Pourquoi il ne faut surtout pas rater « Senses » de Ryusuke Hamaguchi

Posté par MpM, le 2 mai 2018

C'est l'événement cinéma de cette semaine, et des deux suivantes : la sortie sur grand écran du film fleuve Senses de Ryusuke Hamaguchi sous la forme de cinq épisodes réunis en trois longs métrages. Soit une formidable saga intime mettant en scène quatre femmes reliées par une forte amitié que les aléas de la vie amènent à se remettre soudainement en question.

A Kobe, de nos jours, Akari, Sakurako, Fumi et Jun sont quatre femmes qui approchent de la quarantaine et mènent des vies assez rangées : Sakurako est une parfaite mère au foyer, Akari est une infirmière modèle, Fumi travaille pour un centre d'art et Jun dans un bar. Mais la jeune femme est surtout engagée dans une longue procédure de divorce, malgré le refus catégorique de son mari. Ce combat, qui était un secret jusqu'à la fin du premier épisode, fait l'effet d'une bombe dans le groupe d'amies, et place brutalement chacune face aux contradictions ou aux ratés de sa propre existence.

On est bien dans une intrigue intime, pour ne pas dire intimiste, qui ne bascule jamais ni dans le spectaculaire, ni dans le suspense un peu facile. Ryusuke Hamaguchi met en place un dispositif extrêmement simple (la plupart des scènes consistent en de longs dialogues introspectifs durant lesquels les personnages livrent leurs expériences ou leur ressenti) qui révèle peu à peu l'intériorité des protagonistes, et les pousse à réévaluer leur existence ou leurs comportements. La parole joue en effet tout au long du film un rôle central, déterminant, qui donne à sentir à travers les confidences, les reproches, les confessions et même les conversations les plus anodines la violence bouillonnant derrière les comportements uniformément policés.

Cela permet une auscultation en profondeur de la société japonaise corsetée, comme handicapée des émotions.
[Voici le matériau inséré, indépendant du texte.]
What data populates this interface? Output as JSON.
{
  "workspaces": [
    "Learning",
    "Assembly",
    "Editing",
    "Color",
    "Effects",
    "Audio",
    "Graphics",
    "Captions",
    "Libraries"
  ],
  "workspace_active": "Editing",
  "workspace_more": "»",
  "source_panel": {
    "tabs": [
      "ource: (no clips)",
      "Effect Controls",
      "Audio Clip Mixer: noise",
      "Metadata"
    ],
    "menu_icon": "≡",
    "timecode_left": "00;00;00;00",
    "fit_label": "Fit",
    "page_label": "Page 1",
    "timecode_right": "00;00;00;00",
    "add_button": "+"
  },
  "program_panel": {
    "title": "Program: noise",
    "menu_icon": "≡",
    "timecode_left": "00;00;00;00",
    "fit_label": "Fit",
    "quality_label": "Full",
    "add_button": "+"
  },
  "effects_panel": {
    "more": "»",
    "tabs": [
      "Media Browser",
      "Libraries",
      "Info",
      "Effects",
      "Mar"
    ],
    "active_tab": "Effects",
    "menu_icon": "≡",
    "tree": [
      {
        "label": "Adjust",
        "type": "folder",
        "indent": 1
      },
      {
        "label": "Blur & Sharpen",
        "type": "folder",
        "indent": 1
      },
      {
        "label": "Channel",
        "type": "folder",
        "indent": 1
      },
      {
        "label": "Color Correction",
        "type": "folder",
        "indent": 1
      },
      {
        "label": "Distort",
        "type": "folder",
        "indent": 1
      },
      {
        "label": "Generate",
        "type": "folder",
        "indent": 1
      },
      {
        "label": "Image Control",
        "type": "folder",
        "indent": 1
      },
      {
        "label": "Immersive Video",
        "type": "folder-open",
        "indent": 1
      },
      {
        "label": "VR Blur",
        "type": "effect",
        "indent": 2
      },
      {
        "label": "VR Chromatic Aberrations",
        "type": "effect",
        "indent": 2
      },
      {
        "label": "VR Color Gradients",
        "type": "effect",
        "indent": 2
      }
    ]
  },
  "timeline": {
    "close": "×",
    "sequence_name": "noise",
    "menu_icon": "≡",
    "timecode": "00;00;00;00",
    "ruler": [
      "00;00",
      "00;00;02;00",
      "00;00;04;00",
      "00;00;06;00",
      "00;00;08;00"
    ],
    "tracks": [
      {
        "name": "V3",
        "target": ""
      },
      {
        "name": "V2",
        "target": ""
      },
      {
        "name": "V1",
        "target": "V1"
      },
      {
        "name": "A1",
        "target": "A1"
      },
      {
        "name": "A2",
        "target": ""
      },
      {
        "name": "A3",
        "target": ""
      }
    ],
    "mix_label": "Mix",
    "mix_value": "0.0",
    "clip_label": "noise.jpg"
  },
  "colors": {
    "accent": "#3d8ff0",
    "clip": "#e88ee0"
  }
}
Les cinq volets du film (qui correspondent logiquement aux cinq sens) permettent ainsi une plongée effrénée dans le tumulte des sentiments et l’envers de l'image que l'on a (et que le cinéma contribue souvent à nous donner) du pays et de ses mœurs tout en retenue.

Cela tient pour beaucoup à la force de l'écriture de Hamaguchi, qui transforme les mots en armes presque mortelles, si acérées qu'elles remplacent avantageusement toute brutalité physique pour témoigner de la violence des émotions intérieures. Ce que se disent les personnages est ainsi plus insupportable à entendre que s'ils criaient, ou en venaient aux mains, car ces propos, toujours prononcés avec calme et politesse, ne touchent pas tant à ce que font les protagonistes qu'à ce qu'ils sont intrinsèquement : égoïste, superficiel, lâche...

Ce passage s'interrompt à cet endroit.